Drukuj Powrót do artykułu

Nie usuwajmy religii!

18 września 2010 | 11:16 | tom, rl, kg, pb, st (KAI Londyn) / ms, sz Ⓒ Ⓟ

Nie mogę nie wyrazić mojego zaniepokojenia rosnącą marginalizacją religii, zwłaszcza chrześcijaństwa – wyznał Benedykt XVI w gmachu brytyjskiego Parlamentu. To najważniejsze wystąpienie papieża w czasie jego pielgrzymki do Wielkiej Brytanii.

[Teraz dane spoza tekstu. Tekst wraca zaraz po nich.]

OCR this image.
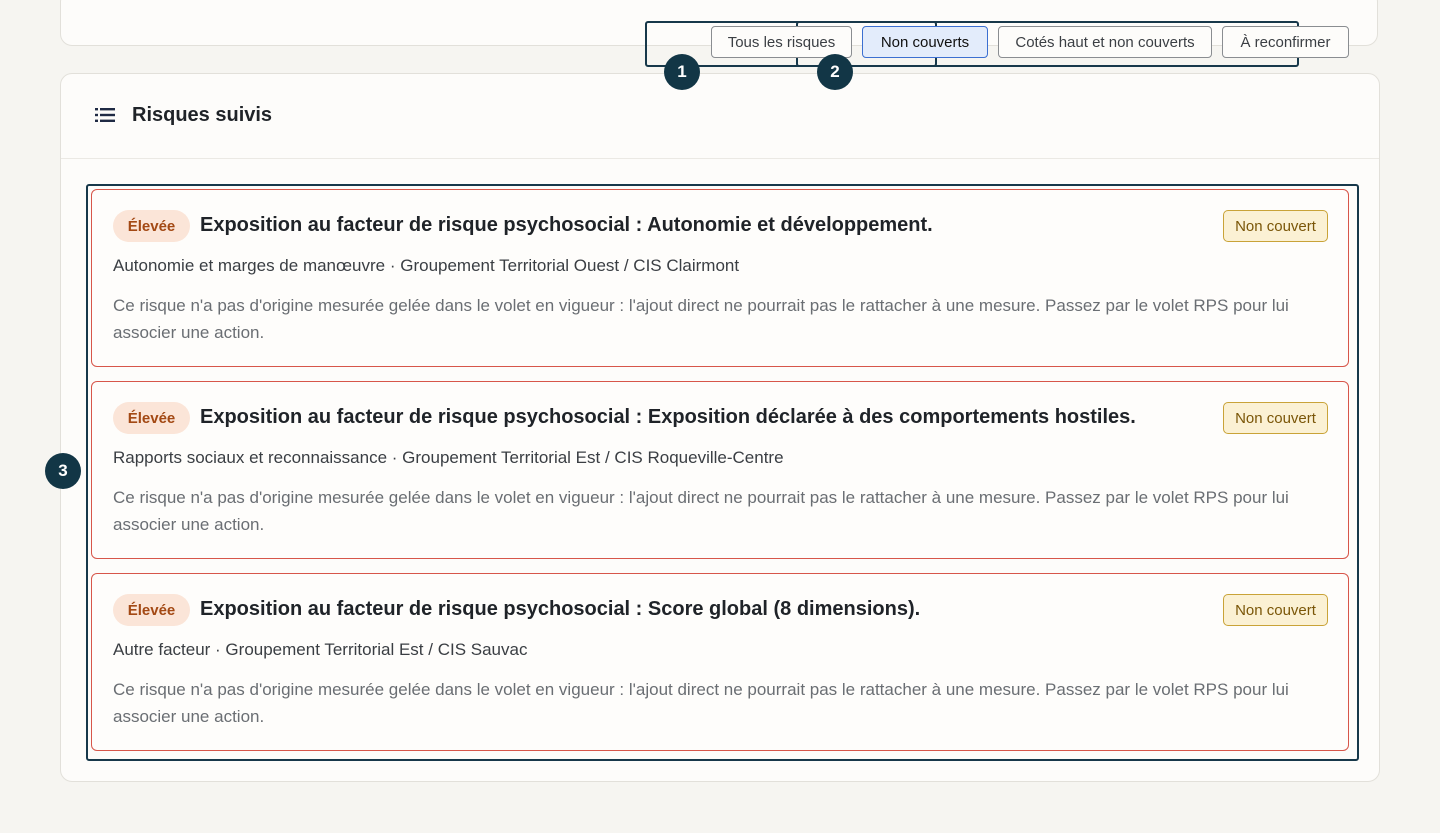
Risques suivis
Tous les risques	Non couverts	Cotés haut et non couverts	À reconfirmer
1	2
3
Élevée	Exposition au facteur de risque psychosocial : Autonomie et développement.	Non couvert
Autonomie et marges de manœuvre · Groupement Territorial Ouest / CIS Clairmont
Ce risque n'a pas d'origine mesurée gelée dans le volet en vigueur : l'ajout direct ne pourrait pas le rattacher à une mesure. Passez par le volet RPS pour lui associer une action.
Élevée	Exposition au facteur de risque psychosocial : Exposition déclarée à des comportements hostiles.	Non couvert
Rapports sociaux et reconnaissance · Groupement Territorial Est / CIS Roqueville-Centre
Ce risque n'a pas d'origine mesurée gelée dans le volet en vigueur : l'ajout direct ne pourrait pas le rattacher à une mesure. Passez par le volet RPS pour lui associer une action.
Élevée	Exposition au facteur de risque psychosocial : Score global (8 dimensions).	Non couvert
Autre facteur · Groupement Territorial Est / CIS Sauvac
Ce risque n'a pas d'origine mesurée gelée dans le volet en vigueur : l'ajout direct ne pourrait pas le rattacher à une mesure. Passez par le volet RPS pour lui associer une action.
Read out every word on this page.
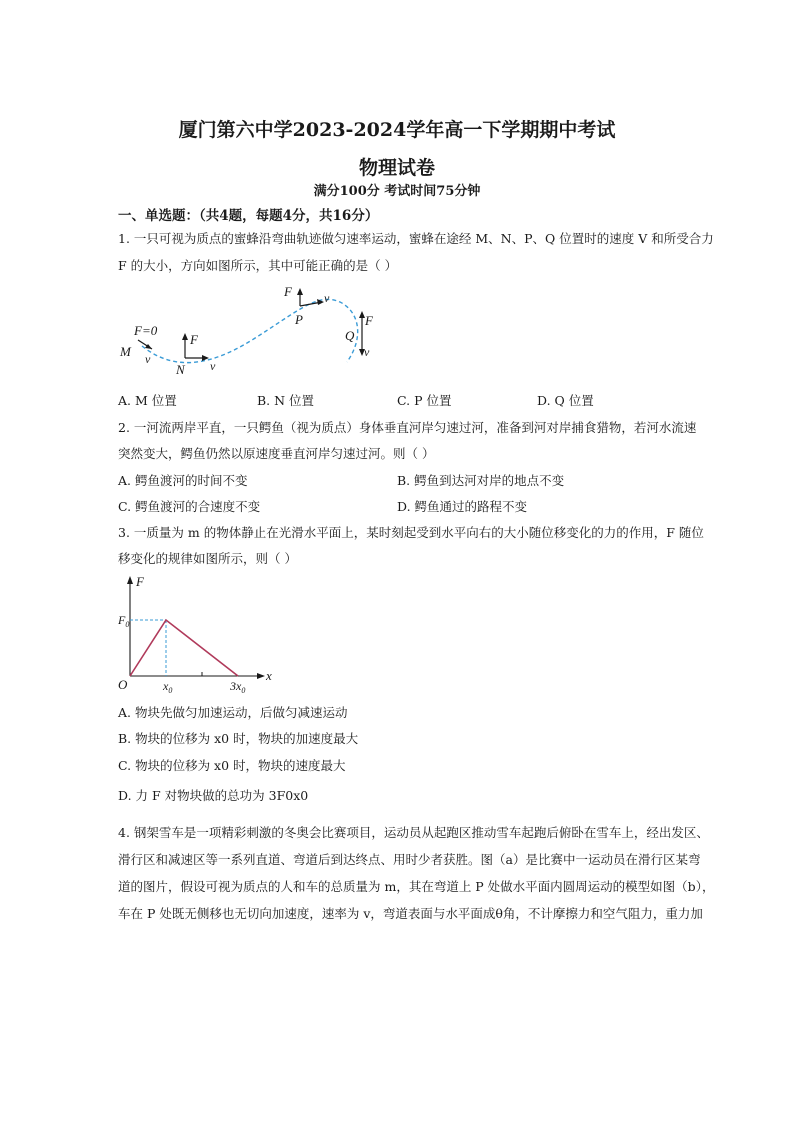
厦门第六中学2023-2024学年高一下学期期中考试
物理试卷
满分100分 考试时间75分钟
一、单选题：（共4题，每题4分，共16分）
1. 一只可视为质点的蜜蜂沿弯曲轨迹做匀速率运动，蜜蜂在途经 M、N、P、Q 位置时的速度 V 和所受合力
F 的大小，方向如图所示，其中可能正确的是（ ）
F=0
M v
F
N v
F	v
P
Q
F
v
A. M 位置	B. N 位置	C. P 位置	D. Q 位置
2. 一河流两岸平直，一只鳄鱼（视为质点）身体垂直河岸匀速过河，准备到河对岸捕食猎物，若河水流速
突然变大，鳄鱼仍然以原速度垂直河岸匀速过河。则（ ）
A. 鳄鱼渡河的时间不变	B. 鳄鱼到达河对岸的地点不变
C. 鳄鱼渡河的合速度不变	D. 鳄鱼通过的路程不变
3. 一质量为 m 的物体静止在光滑水平面上，某时刻起受到水平向右的大小随位移变化的力的作用，F 随位
移变化的规律如图所示，则（ ）
F
x
O
$F_0$
$x_0$	$3x_0$
A. 物块先做匀加速运动，后做匀减速运动
B. 物块的位移为 x0 时，物块的加速度最大
C. 物块的位移为 x0 时，物块的速度最大
D. 力 F 对物块做的总功为 3F0x0
4. 钢架雪车是一项精彩刺激的冬奥会比赛项目，运动员从起跑区推动雪车起跑后俯卧在雪车上，经出发区、
滑行区和减速区等一系列直道、弯道后到达终点、用时少者获胜。图（a）是比赛中一运动员在滑行区某弯
道的图片，假设可视为质点的人和车的总质量为 m，其在弯道上 P 处做水平面内圆周运动的模型如图（b），
车在 P 处既无侧移也无切向加速度，速率为 v，弯道表面与水平面成θ角，不计摩擦力和空气阻力，重力加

Drugi dzień wizyty Benedykta XVI na Wyspach Brytyjskich wypełniły liczne spotkania. 17 września papież przemawiał do zakonników i zakonnic prowadzących szkoły katolickie, uczniów, duchownych anglikańskich i przedstawicieli innych religii.

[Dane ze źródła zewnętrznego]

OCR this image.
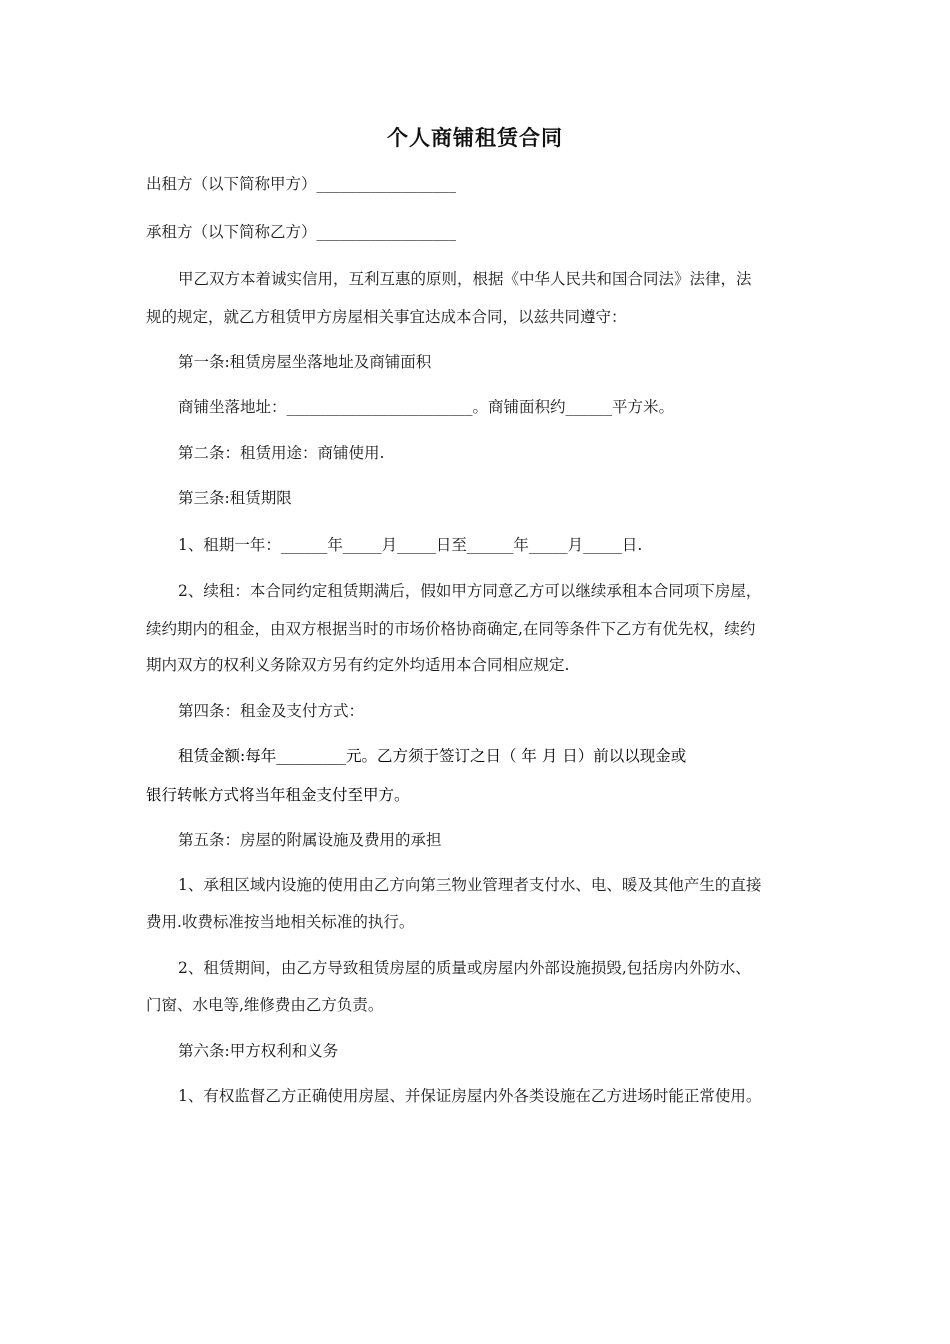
个人商铺租赁合同
出租方（以下简称甲方）__________________
承租方（以下简称乙方）__________________
甲乙双方本着诚实信用，互利互惠的原则，根据《中华人民共和国合同法》法律，法
规的规定，就乙方租赁甲方房屋相关事宜达成本合同，以兹共同遵守：
第一条:租赁房屋坐落地址及商铺面积
商铺坐落地址：________________________。商铺面积约______平方米。
第二条：租赁用途：商铺使用.
第三条:租赁期限
1、租期一年：______年_____月_____日至______年_____月_____日.
2、续租：本合同约定租赁期满后，假如甲方同意乙方可以继续承租本合同项下房屋，
续约期内的租金，由双方根据当时的市场价格协商确定,在同等条件下乙方有优先权，续约
期内双方的权利义务除双方另有约定外均适用本合同相应规定.
第四条：租金及支付方式：
租赁金额:每年_________元。乙方须于签订之日（ 年 月 日）前以以现金或
银行转帐方式将当年租金支付至甲方。
第五条：房屋的附属设施及费用的承担
1、承租区域内设施的使用由乙方向第三物业管理者支付水、电、暖及其他产生的直接
费用.收费标准按当地相关标准的执行。
2、租赁期间，由乙方导致租赁房屋的质量或房屋内外部设施损毁,包括房内外防水、
门窗、水电等,维修费由乙方负责。
第六条:甲方权利和义务
1、有权监督乙方正确使用房屋、并保证房屋内外各类设施在乙方进场时能正常使用。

Kluczowe przemówienie Ojciec Święty wygłosił do ludzi polityki, świata nauki, kultury i gospodarki oraz korpusu dyplomatycznego. Do Westminster Hall – najstarszej części gmachu Parlamentu, gdzie odbywało się spotkanie – przybyli wszyscy żyjący byli premierzy Wielkiej Brytanii. Zabrakło jednak obecnego szefa rządu, Davida Camerona, który przebywał na pogrzebie swego ojca. Obecni byli za to Gordon Brown, Tony Blair, John Major i Margaret Thatcher.

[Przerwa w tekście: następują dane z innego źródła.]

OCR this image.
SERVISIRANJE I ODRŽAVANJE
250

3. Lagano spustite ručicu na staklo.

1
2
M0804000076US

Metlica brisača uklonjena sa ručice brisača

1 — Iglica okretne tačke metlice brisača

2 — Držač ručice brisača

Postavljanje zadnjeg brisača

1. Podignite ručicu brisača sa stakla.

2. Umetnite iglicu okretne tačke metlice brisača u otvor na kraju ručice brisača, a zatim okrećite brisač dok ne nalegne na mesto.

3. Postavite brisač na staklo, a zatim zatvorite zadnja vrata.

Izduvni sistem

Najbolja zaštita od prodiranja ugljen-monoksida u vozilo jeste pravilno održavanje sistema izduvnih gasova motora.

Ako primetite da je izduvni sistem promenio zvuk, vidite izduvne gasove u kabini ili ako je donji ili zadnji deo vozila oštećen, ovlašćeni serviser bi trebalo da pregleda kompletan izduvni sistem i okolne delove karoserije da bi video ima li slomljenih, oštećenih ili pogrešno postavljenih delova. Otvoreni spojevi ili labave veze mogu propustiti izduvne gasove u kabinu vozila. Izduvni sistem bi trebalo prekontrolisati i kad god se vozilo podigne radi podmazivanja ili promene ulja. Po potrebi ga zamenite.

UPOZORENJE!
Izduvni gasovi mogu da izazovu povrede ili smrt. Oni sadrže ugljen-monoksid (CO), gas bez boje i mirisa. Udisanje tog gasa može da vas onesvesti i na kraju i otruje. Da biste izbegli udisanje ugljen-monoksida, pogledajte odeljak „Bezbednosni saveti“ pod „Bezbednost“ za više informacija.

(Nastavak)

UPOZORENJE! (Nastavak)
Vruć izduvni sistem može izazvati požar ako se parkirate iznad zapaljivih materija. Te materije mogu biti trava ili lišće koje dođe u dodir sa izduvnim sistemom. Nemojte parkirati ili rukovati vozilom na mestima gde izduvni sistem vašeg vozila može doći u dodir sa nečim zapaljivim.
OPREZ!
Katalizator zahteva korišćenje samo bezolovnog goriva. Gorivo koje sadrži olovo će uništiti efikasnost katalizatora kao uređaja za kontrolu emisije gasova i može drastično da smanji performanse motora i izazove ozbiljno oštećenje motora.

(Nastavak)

„Mówiąc do was w tym historycznym miejscu myślę o niezliczonych mężczyznach i kobietach, którzy na przestrzeni wieków odegrali ważną rolę w przełomowych wydarzeniach, jakie miały miejsce w tych murach i które ukształtowały życie wielu pokoleń Brytyjczyków oraz ludzi innych narodowości” –zwrócił się do przybyłych Benedykt XVI.

Spośród wybitnych historycznych postaci papież przywołał św. Tomasza Morusa, „angielskiego uczonego i wielkiego męża stanu, który jest podziwiany zarówno przez wierzących jak i niewierzących ze względu na uczciwość, z jaką był wierny swemu sumieniu, nawet kosztem urażenia władcy, którego był «dobrym sługą», ponieważ chciał nade wszystko służyć Bogu”.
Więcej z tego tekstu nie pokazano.